If you are used to patch Oracle databases you probably know how to use opatch to apply PSUs. How does PostgreSQL handle this? Do we need to patch the existing binaries to apply security fixes? The answer is: No.
Lets say you want to patch PostgreSQL from version 9.4.1 to version 9.4.5. What do you need to do?

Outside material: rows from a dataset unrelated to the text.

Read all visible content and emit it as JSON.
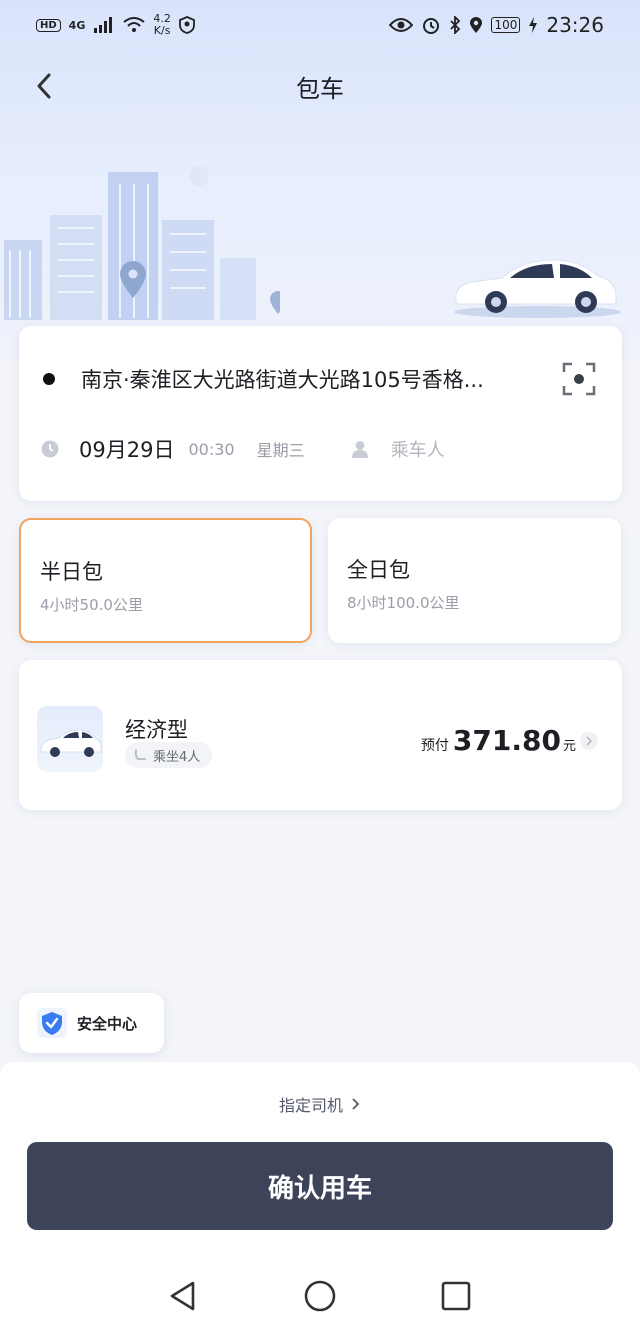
{
  "status_bar": {
    "hd_badge": "HD",
    "network": "4G",
    "speed_value": "4.2",
    "speed_unit": "K/s",
    "battery": "100",
    "time": "23:26"
  },
  "header": {
    "title": "包车"
  },
  "trip": {
    "address": "南京·秦淮区大光路街道大光路105号香格...",
    "date": "09月29日",
    "hour": "00:30",
    "weekday": "星期三",
    "passenger_placeholder": "乘车人"
  },
  "packages": [
    {
      "title": "半日包",
      "desc": "4小时50.0公里",
      "selected": true
    },
    {
      "title": "全日包",
      "desc": "8小时100.0公里",
      "selected": false
    }
  ],
  "vehicle": {
    "type": "经济型",
    "seats": "乘坐4人",
    "prepay_label": "预付",
    "price": "371.80",
    "unit": "元"
  },
  "safety": {
    "label": "安全中心"
  },
  "footer": {
    "assign_driver": "指定司机",
    "confirm_label": "确认用车"
  },
  "colors": {
    "accent_selected": "#f2a35e",
    "confirm_bg": "#3d4459",
    "shield": "#3b7bf0"
  }
}
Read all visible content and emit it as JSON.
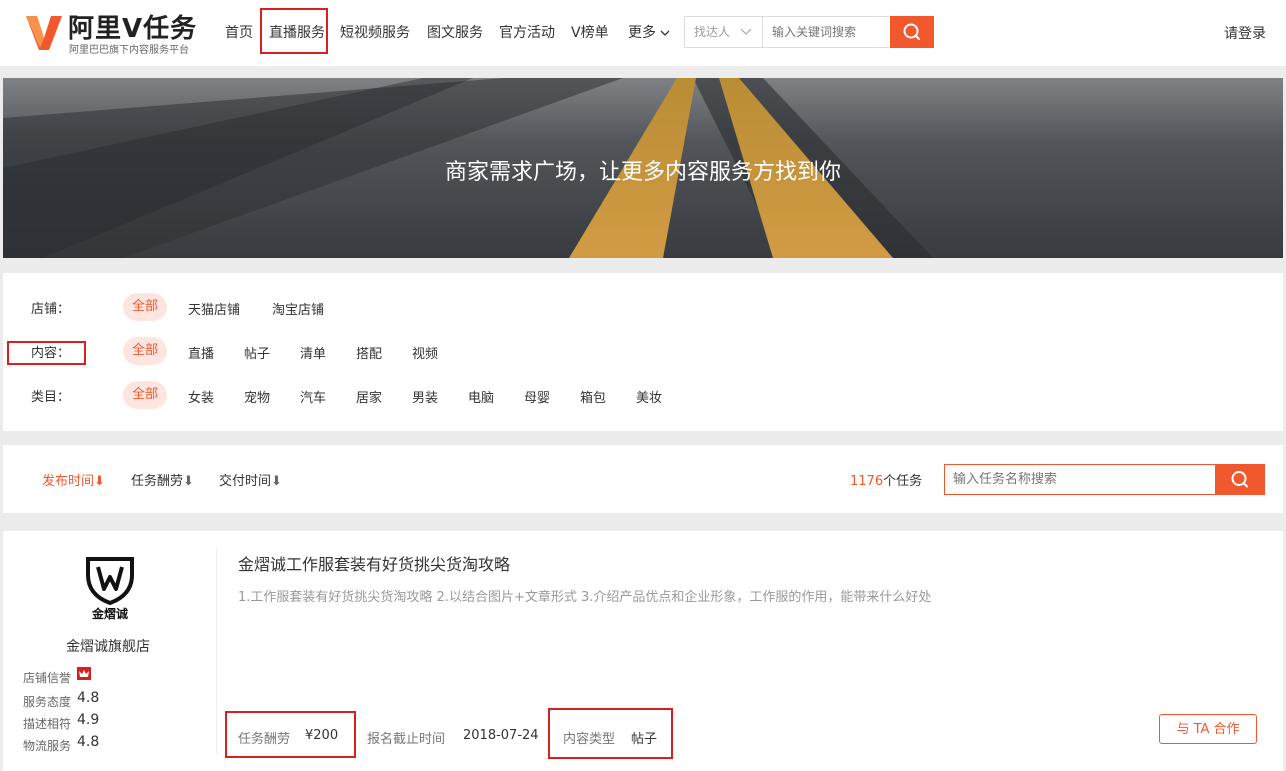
{
  "colors": {
    "accent": "#f2582d",
    "highlight_box": "#d81e1e"
  },
  "header": {
    "logo_title": "阿里V任务",
    "logo_subtitle": "阿里巴巴旗下内容服务平台",
    "nav": [
      "首页",
      "直播服务",
      "短视频服务",
      "图文服务",
      "官方活动",
      "V榜单",
      "更多"
    ],
    "search_type": "找达人",
    "search_placeholder": "输入关键词搜索",
    "login": "请登录"
  },
  "banner": {
    "text": "商家需求广场，让更多内容服务方找到你"
  },
  "filters": {
    "shop": {
      "label": "店铺：",
      "options": [
        "全部",
        "天猫店铺",
        "淘宝店铺"
      ],
      "selected": "全部"
    },
    "content": {
      "label": "内容：",
      "options": [
        "全部",
        "直播",
        "帖子",
        "清单",
        "搭配",
        "视频"
      ],
      "selected": "全部"
    },
    "category": {
      "label": "类目：",
      "options": [
        "全部",
        "女装",
        "宠物",
        "汽车",
        "居家",
        "男装",
        "电脑",
        "母婴",
        "箱包",
        "美妆"
      ],
      "selected": "全部"
    }
  },
  "sortbar": {
    "sorts": [
      "发布时间",
      "任务酬劳",
      "交付时间"
    ],
    "active_sort": "发布时间",
    "arrow": "⬇",
    "task_count": "1176",
    "task_count_suffix": "个任务",
    "search_placeholder": "输入任务名称搜索"
  },
  "task": {
    "store_logo_text": "金熠诚",
    "store_name": "金熠诚旗舰店",
    "credit_label": "店铺信誉",
    "metrics": [
      {
        "label": "服务态度",
        "value": "4.8"
      },
      {
        "label": "描述相符",
        "value": "4.9"
      },
      {
        "label": "物流服务",
        "value": "4.8"
      }
    ],
    "title": "金熠诚工作服套装有好货挑尖货淘攻略",
    "description": "1.工作服套装有好货挑尖货淘攻略 2.以结合图片+文章形式 3.介绍产品优点和企业形象，工作服的作用，能带来什么好处",
    "reward_label": "任务酬劳",
    "reward_value": "¥200",
    "deadline_label": "报名截止时间",
    "deadline_value": "2018-07-24",
    "content_type_label": "内容类型",
    "content_type_value": "帖子",
    "cta": "与 TA 合作"
  }
}
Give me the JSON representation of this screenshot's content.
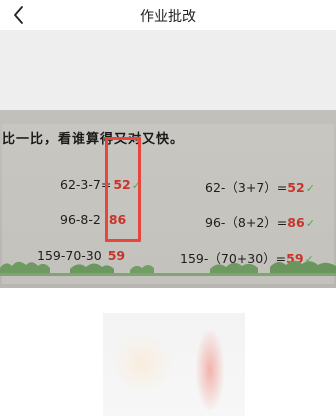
{
  "nav": {
    "title": "作业批改",
    "back_icon": "chevron-left-icon"
  },
  "photo": {
    "instruction": "比一比，看谁算得又对又快。",
    "rows": [
      {
        "left_expr": "62-3-7=",
        "left_answer": "52",
        "right_expr": "62-（3+7）=",
        "right_answer": "52"
      },
      {
        "left_expr": "96-8-2",
        "left_answer": "86",
        "right_expr": "96-（8+2）=",
        "right_answer": "86"
      },
      {
        "left_expr": "159-70-30",
        "left_answer": "59",
        "right_expr": "159-（70+30）=",
        "right_answer": "59"
      }
    ],
    "check_mark": "✓",
    "colors": {
      "answer": "#c8342a",
      "check": "#4caf50",
      "highlight_box": "#e8453d"
    }
  }
}
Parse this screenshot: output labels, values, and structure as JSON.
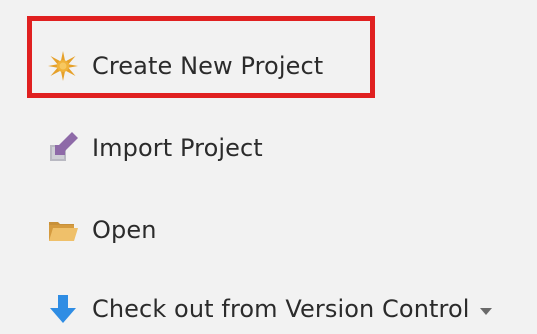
{
  "actions": {
    "create_new_project": {
      "label": "Create New Project",
      "icon": "new-project-star-icon"
    },
    "import_project": {
      "label": "Import Project",
      "icon": "import-arrow-icon"
    },
    "open": {
      "label": "Open",
      "icon": "folder-open-icon"
    },
    "checkout_vcs": {
      "label": "Check out from Version Control",
      "icon": "download-arrow-icon",
      "has_dropdown": true
    }
  },
  "colors": {
    "background": "#f2f2f2",
    "text": "#2b2b2b",
    "highlight": "#e02020",
    "star": "#e6a12a",
    "import_icon": "#8e6aa8",
    "folder": "#e0a94a",
    "download_arrow": "#2f8de4"
  }
}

For this little demo I’ll create a new database and a sample table in my 9.4.1 instance:
(postgres@[local]:5432) [postgres] > select version(); version -------------------------------------------------------------------------------------------------------------------------- PostgreSQL 9.4.1 on x86_64-unknown-linux-gnu, compiled by gcc (GCC) 4.8.3 20140911 (Red Hat 4.8.3-9), 64-bit (1 row) Time: 0.483 ms (postgres@[local]:5432) [postgres] > create database patch; CREATE DATABASE Time: 2533.745 ms (postgres@[local]:5432) [postgres] > c patch You are now connected to database "patch" as user "postgres". (postgres@[local]:5432) > create table test ( a int ); CREATE TABLE Time: 2.430 ms (postgres@[local]:5432) > insert into test (a) values ( generate_series(1,100)); INSERT 0 100 Time: 0.959 ms
If I now want to bring this version to 9.4.5 the first step I’ll need to do is to install the 9.4.5 binaries in a separate path. The binaries for my 9.4.1 installation are located here:
postgres@oel7:/home/postgres/ [PG1] ps -ef | grep PG1 postgres 2645 1 0 10:51 ? 00:00:00 /u01/app/postgres/product/94/db_1/bin/postgres -D /u02/pgdata/PG1 postgres 14439 11550 0 11:04 pts/1 00:00:00 grep --color=auto PG1
I already installed the 9.4.5 binaries here:
postgres@oel7:/home/postgres/ [PG1] ls /u01/app/postgres/product/94/db_5 bin include lib share
The only tasks I need to do from here on are a) stop the 9.4.1 version:
postgres@oel7:/home/postgres/ [PG1] which pg_ctl /u01/app/postgres/product/94/db_1/bin/pg_ctl postgres@oel7:/home/postgres/ [PG1] pg_ctl -D /u02/pgdata/PG1 stop -m fast waiting for server to shut down.... done server stopped postgres@oel7:/home/postgres/ [PG1] ps -ef | grep PG1 postgres 14452 11550 0 11:06 pts/1 00:00:00 grep --color=auto PG1 postgres@oel7:/home/postgres/ [PG1]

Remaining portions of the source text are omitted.